LGBT people can be, and must be, healers even though we are wounded ourselves. When we act in order to achieve happiness and avoid or relieve suffering, we necessarily act out of some level of concern for the wellbeing of self and others. This kind of action is fundamentally loving, but is based upon compassion first. We can be compassionate with ourselves by applying the gentle corrective of observation to our behavior, which helps us love instead of attack, and by recognizing the calls for love hidden in our own negative history and forgiving ourselves.

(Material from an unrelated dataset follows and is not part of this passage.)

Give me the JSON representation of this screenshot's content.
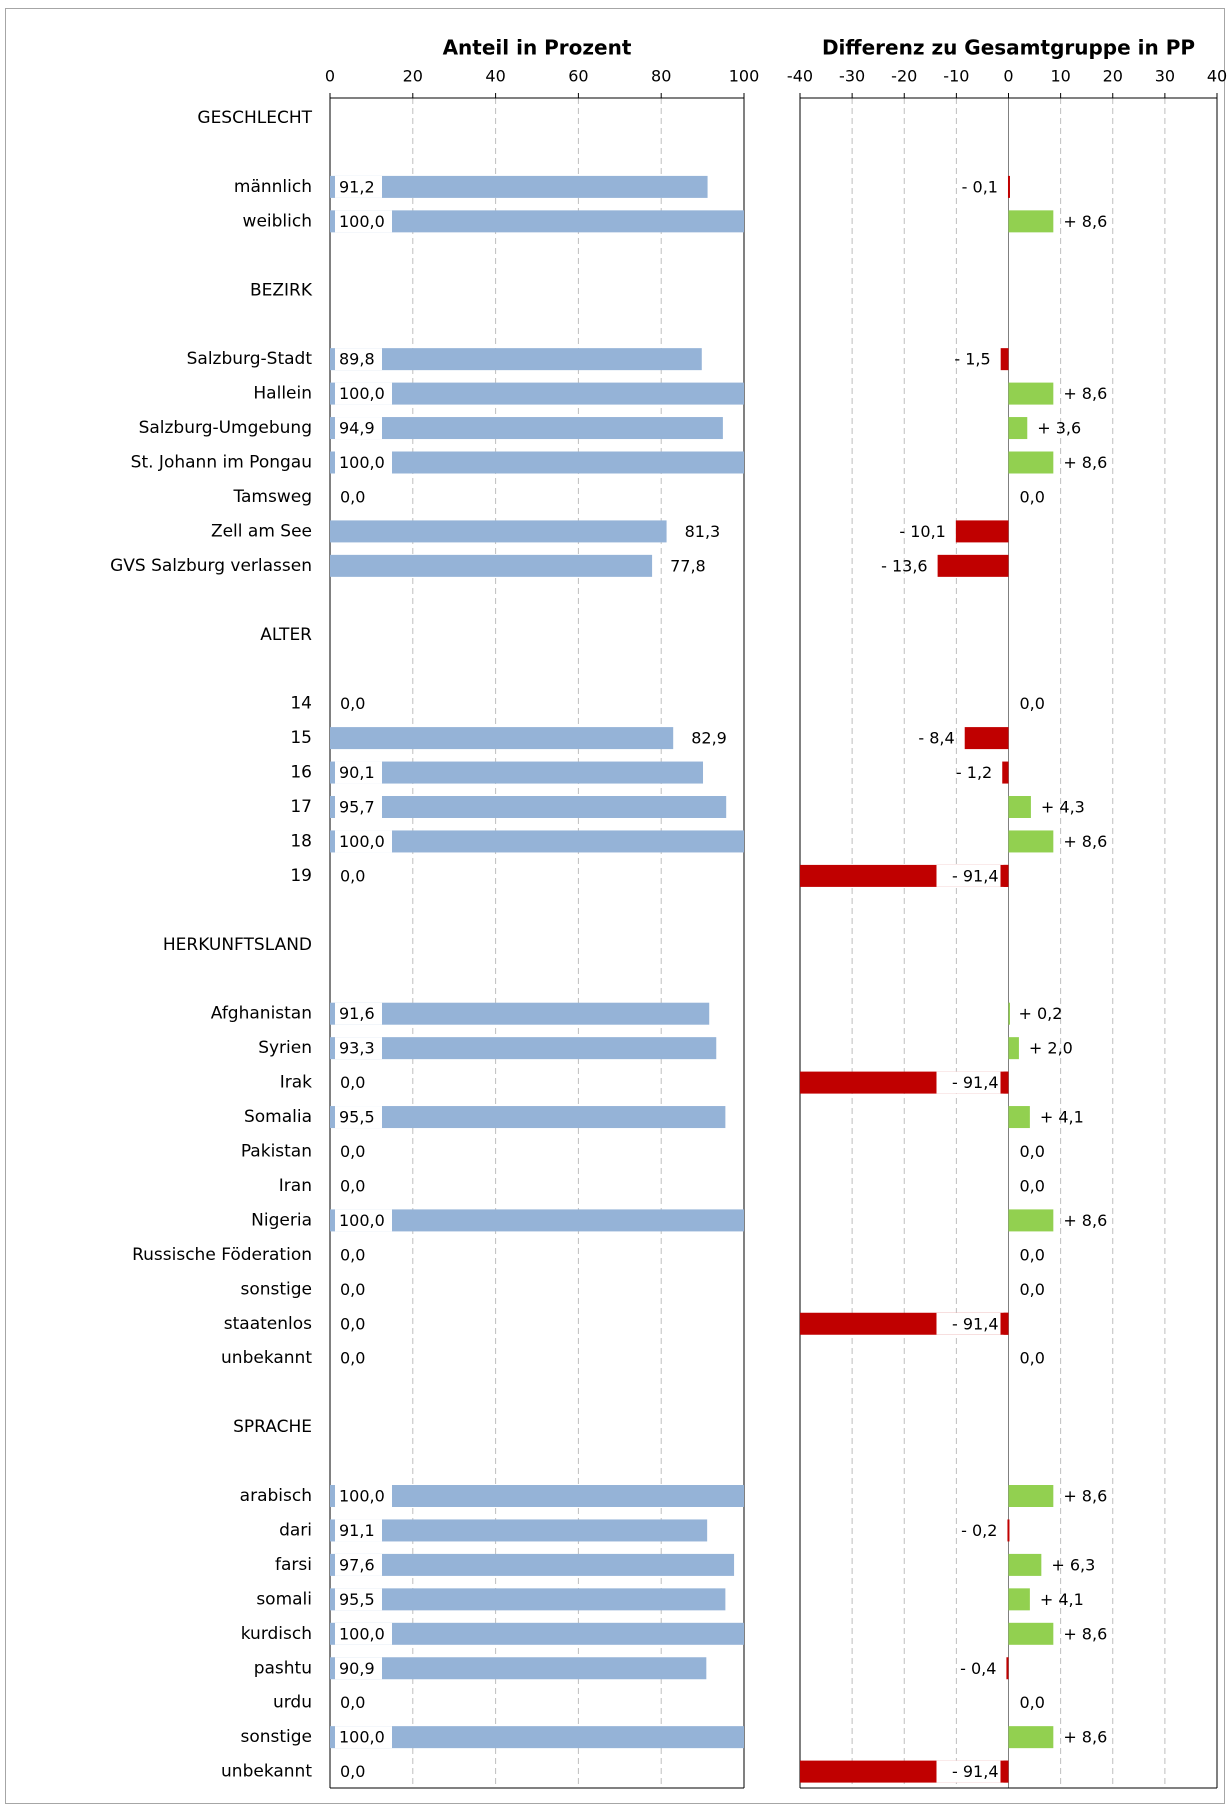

On the other hand, compassion literally means “suffer-together,” so to only offer compassion to oneself misses the point. The experience of empathy for and identification with another person who, just like us, wants to be happy and free from suffering, motivates us to act out of a will to nurture, protect and relieve instead of a will to attack, dominate or punish.

At the same time, we are not required to suffer in the act of giving love. Compassion does not demand that we take others’ pain onto ourselves. Frequently inspired on some level by a mythology of sainthood — for example, a traditional reading of the biblical story of Jesus, crucifixion that emphasizes Jesus taking all the sins and suffering of the world upon himself — self-martyrdom is common but is in fact a kind of violence against the self. Such sacrifice is unnecessary. We must always remember to treat ourselves with love, as well!

The obvious enemy of compassion is cruelty, but compassion also has a subtle enemy: pity. The distinction between pity and compassion is important because “if someone pours her heart out to us and we pity her, then two people are suffering instead of one,” as Ayya Khema writes in Visible Here and Now. If we want to reduce the amount of suffering in the world, adding to our own suffering can hardly help!

Genuine compassion is not motivated by pity, but by empathy and identification with others, desires to achieve happiness and avoid suffering. Genuine compassion is independent of emotional attachment based on projection and expectation. We do not act with expectation of a particular result. We do not feel genuine compassion for someone because we project our desires, opinions or impulses onto them. Indeed, such projection is one root of the ills striking the LGBT community — our adversaries are too busy attacking their idea of us to interact with us as we really are.

When we act because we recognize that, like us, someone else deeply wants to achieve happiness and avoid suffering, when we answer another’s call for love, when we act with a will to nurture, we act with genuine compassion. Such compassion arises from love, and such love from genuine compassion.

Love and compassion are not ephemeral concepts, but active and powerful levers that will enable meaningful social change. The old claim that “if you give me a big enough lever I can move the world,” is a clumsy truism. It is truer for us to say that if enough people use enough small levers, the planet will shift. Love and compassion are small levers with enormous impacts. Not only our tools for the positive transformation of self and society, love and compassion are exemplars of a global paradigm shift toward integration and communion, a shift we LGBT people can lead if each of us puts on the Shirt of Flame.